In Dickens's day, children were beaten, starved to death, and worked in factories. Ignorance referred to the lack of education they were able to receive, and therefore an inability to rise above their subservient lot in life. Want was truly a desperate need for the basic necessities of life--food, clothing, shelter, even a family to care for them. The people of the time looked the other way from the urchins in the street or employed them in deplorable conditions. Thank heaven we do not live that way anymore! Unfortunately, instead of stopping at a reasonable place, the pendulum has swung completely in the other direction, as pendulums tend to do.

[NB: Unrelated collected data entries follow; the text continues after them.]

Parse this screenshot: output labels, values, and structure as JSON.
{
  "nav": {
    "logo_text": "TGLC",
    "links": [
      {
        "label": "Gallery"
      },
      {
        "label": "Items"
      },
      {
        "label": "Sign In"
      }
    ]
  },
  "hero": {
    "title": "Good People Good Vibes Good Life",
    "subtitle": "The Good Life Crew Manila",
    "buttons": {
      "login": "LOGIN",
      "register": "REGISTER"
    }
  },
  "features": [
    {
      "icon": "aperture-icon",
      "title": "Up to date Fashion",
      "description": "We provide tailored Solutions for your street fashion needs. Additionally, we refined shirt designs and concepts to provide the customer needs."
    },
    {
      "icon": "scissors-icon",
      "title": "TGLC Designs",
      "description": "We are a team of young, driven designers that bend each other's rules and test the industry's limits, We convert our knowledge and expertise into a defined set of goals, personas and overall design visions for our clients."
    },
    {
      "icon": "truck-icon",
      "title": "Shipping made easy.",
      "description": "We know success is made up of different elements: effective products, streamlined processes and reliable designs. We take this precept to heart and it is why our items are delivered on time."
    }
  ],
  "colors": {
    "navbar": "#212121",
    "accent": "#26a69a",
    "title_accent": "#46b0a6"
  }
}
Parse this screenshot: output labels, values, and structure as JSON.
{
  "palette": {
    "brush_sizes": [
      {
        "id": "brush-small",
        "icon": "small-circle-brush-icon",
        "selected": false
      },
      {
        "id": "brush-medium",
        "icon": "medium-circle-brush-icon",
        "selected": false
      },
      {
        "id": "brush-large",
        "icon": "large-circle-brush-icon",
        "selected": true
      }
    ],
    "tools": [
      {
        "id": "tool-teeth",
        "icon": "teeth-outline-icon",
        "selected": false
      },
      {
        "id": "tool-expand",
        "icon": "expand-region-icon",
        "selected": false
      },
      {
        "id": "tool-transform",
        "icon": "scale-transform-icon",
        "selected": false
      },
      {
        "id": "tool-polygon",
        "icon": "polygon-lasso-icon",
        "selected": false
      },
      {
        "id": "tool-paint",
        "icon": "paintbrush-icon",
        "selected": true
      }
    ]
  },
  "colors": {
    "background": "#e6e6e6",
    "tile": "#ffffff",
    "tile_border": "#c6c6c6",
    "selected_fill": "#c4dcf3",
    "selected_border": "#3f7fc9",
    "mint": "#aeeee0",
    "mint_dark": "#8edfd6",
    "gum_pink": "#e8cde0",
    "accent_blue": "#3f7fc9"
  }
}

Ignorance of 2009 is not an illiterate emaciated waif. Instead of "academic" ignorance, he possesses a complete ignorance of his own shortcomings and weaknesses. He is ignorant of the need for humility, kindness, or service. He is ignorant of his own ignorance, for he knows all. He has been told from birth that he is special--more special than anyone else, just by being himself. He is well dressed and awesome. He is perfect. He does not have any real friends, but only because, as his mother says, "the other kids are too jealous or stupid to recognize how special he is." His teachers can not teach him, because they are all morons. He is an American Idol contestant who sounds like a cat being beaten to death, but knows he is a good singer because the judges are "just *@! morons." He is the kid in second grade that failed math and nonchalantly declared "Hey, it's not what you know, it's who you know!" When attention is called to his overarching jerkiness, he is defended as having "a healthy confidence level." When he gets to High School, this kid will be driving the car while his mom walks to do her errands because his needs always come first. He will never fill it up with gas. He is oblivious to any human beings on this planet besides himself and those that meet his needs.
Want of 2009 is no slouch herself. She might be renamed "I Want" instead of just want. Truly the Veruca Salt of her generation, she the poster child for overindulged. A cell phone of her own at age 3, enough Powerwheels to host her own car show by age 4. The candy diet she started in toddlerhood may not have done her any favors, but it kept her from screaming, but she now fills her emotional emptiness with things instead of food, so it worked out. She will be able to get plastic surgery someday anyhow. She looks down on those with less, and calls out the "cheapies" while opening her pile of birthday gifts. She dresses like a prostitot in expensive clothes. When she is a teenager, she will still throw tantrums. Her list is endless and her anger merciless. If you do not give into what she wants, she will make you so very sorry. She is not the queen bee--she stole the queen bee's boyfriend, stung her with a vicious rumor and took her crown by force. No one will stop her because her parents are so desperate to recapture their own glory days and are dying to be considered cool. Want is not ignorant to her own shortcomings, but doesn't care because "it's better to be pretty and rich." Her car will someday cost more than my house, and she too, will never fill it with gas. She could be making your daughter's life miserable right this very minute.
So there you have it. If we allow Ignorance and Want to continue as the unheeded children of society the word "Doom" still very much applies, though their appearance has drastically changed. Plus, none of our cars will have gas. That's the lesson for today. It may not be as scary looking as starving children, but it still makes me shudder. And to Charles Dickens: I apologize for this. Truly I do. I love your work.